Я говорил с Мулленом, Джонсоном и Рэнделлом с борта самолета. Я сказал им: «Я настолько устал от смен часовых поясов, что едва логично рассуждаю. Как я могу сыграть роль юриста по конституционному праву с президентом, который и есть специалист по конституционному праву?» Рэнделл сказал, что мне просто надо поставить вопрос о мудрости и правовой устойчивости приостановки увольнений, а не спорить о сути самого закона. «Мне кажется, что задержка означает, что закон действует — целиком», сказал я. «Я думаю, что тут как чёрное и белое: или есть закон, или его нет».

Когда президент позвонил, он сказал, что всё ещё хочет приостановки увольнений, пока дело будет рассматриваться Девятым Судом. Бауэр и Джонсон говорили с канцелярией юрисконсульта в министерстве Юстиции (отдел в департаменте, который объявляет правительству, законны ли его действия), возможно ли это. Президент по большей части игнорировал мои возражения.
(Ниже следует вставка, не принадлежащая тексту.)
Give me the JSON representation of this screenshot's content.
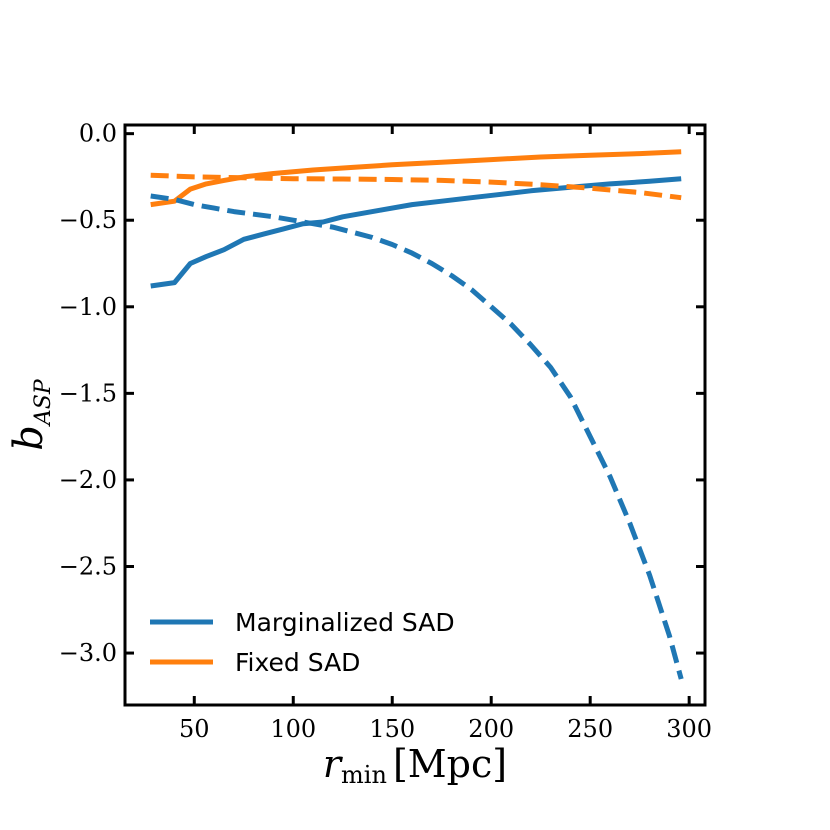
{
  "chart_data": {
    "type": "line",
    "title": "",
    "xlabel": "r_min [Mpc]",
    "xlabel_main": "r",
    "xlabel_sub": "min",
    "xlabel_unit": "[Mpc]",
    "ylabel": "b_{A_SP}",
    "ylabel_main": "b",
    "ylabel_sub": "ASP",
    "xlim": [
      15,
      308
    ],
    "ylim": [
      -3.3,
      0.05
    ],
    "xticks": [
      50,
      100,
      150,
      200,
      250,
      300
    ],
    "xtick_labels": [
      "50",
      "100",
      "150",
      "200",
      "250",
      "300"
    ],
    "yticks": [
      0.0,
      -0.5,
      -1.0,
      -1.5,
      -2.0,
      -2.5,
      -3.0
    ],
    "ytick_labels": [
      "0.0",
      "−0.5",
      "−1.0",
      "−1.5",
      "−2.0",
      "−2.5",
      "−3.0"
    ],
    "legend_position": "bottom-left",
    "series": [
      {
        "name": "Marginalized SAD",
        "style": "solid",
        "color": "#1f77b4",
        "in_legend": true,
        "x": [
          28,
          40,
          48,
          56,
          65,
          75,
          85,
          95,
          105,
          115,
          125,
          135,
          145,
          160,
          175,
          190,
          205,
          220,
          240,
          260,
          280,
          296
        ],
        "y": [
          -0.88,
          -0.86,
          -0.75,
          -0.71,
          -0.67,
          -0.61,
          -0.58,
          -0.55,
          -0.52,
          -0.51,
          -0.48,
          -0.46,
          -0.44,
          -0.41,
          -0.39,
          -0.37,
          -0.35,
          -0.33,
          -0.31,
          -0.29,
          -0.275,
          -0.26
        ]
      },
      {
        "name": "Fixed SAD",
        "style": "solid",
        "color": "#ff7f0e",
        "in_legend": true,
        "x": [
          28,
          40,
          48,
          56,
          65,
          75,
          90,
          110,
          130,
          150,
          175,
          200,
          225,
          250,
          275,
          296
        ],
        "y": [
          -0.41,
          -0.39,
          -0.32,
          -0.29,
          -0.27,
          -0.25,
          -0.23,
          -0.21,
          -0.195,
          -0.18,
          -0.165,
          -0.15,
          -0.135,
          -0.125,
          -0.115,
          -0.105
        ]
      },
      {
        "name": "Marginalized SAD (dashed)",
        "style": "dashed",
        "color": "#1f77b4",
        "in_legend": false,
        "x": [
          28,
          40,
          50,
          60,
          70,
          80,
          90,
          100,
          110,
          120,
          130,
          140,
          150,
          160,
          170,
          180,
          190,
          200,
          210,
          220,
          230,
          240,
          250,
          260,
          270,
          280,
          290,
          296
        ],
        "y": [
          -0.36,
          -0.38,
          -0.41,
          -0.43,
          -0.45,
          -0.465,
          -0.48,
          -0.5,
          -0.52,
          -0.54,
          -0.57,
          -0.6,
          -0.64,
          -0.69,
          -0.75,
          -0.82,
          -0.9,
          -1.0,
          -1.1,
          -1.22,
          -1.35,
          -1.52,
          -1.75,
          -1.98,
          -2.25,
          -2.55,
          -2.9,
          -3.15
        ]
      },
      {
        "name": "Fixed SAD (dashed)",
        "style": "dashed",
        "color": "#ff7f0e",
        "in_legend": false,
        "x": [
          28,
          50,
          75,
          100,
          125,
          150,
          175,
          200,
          225,
          250,
          275,
          296
        ],
        "y": [
          -0.24,
          -0.25,
          -0.255,
          -0.26,
          -0.262,
          -0.265,
          -0.27,
          -0.28,
          -0.295,
          -0.315,
          -0.34,
          -0.37
        ]
      }
    ]
  }
}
Президент и я снова обратились к этому вопросу 19 октября в Белом Доме. Я сказал: «У меня  проблема с введением в действие части закона, но не со всем… Либо закон есть, либо его нет — нет никакой серой зоны» Муллен согласился. Президент наклонился вперед и сказал очень твердо: «Я решительно не согласен. Я полагаю, что закон ошибочен, что у истцов более сильная позиция, чем у правительства». С едва сдерживаемым гневом он продолжал: «Два года президентства, и по этому вопросу никаких действий. Никто не может обвинить меня в поспешности». Он велел нам ещё раз подумать и встретиться на следующий день, необходимо принять решение в течение следующих от двадцати четырех до сорока восьми часов. Затем мы поговорили приватно несколько минут, и он сказал мне, что он считал, что Девятый суд, несмотря на свою либеральную репутацию, отменит решение окружного суда. Ему придется как-то реагировать» или группы (гей-активистов) взбесятся». Он сказал, что приостановка увольнений на время процесса обжалования позволила бы ему выглядеть так, словно он что-то делает, чтобы смягчить DADT, раз уж отмена восстанавливает прежнюю политику.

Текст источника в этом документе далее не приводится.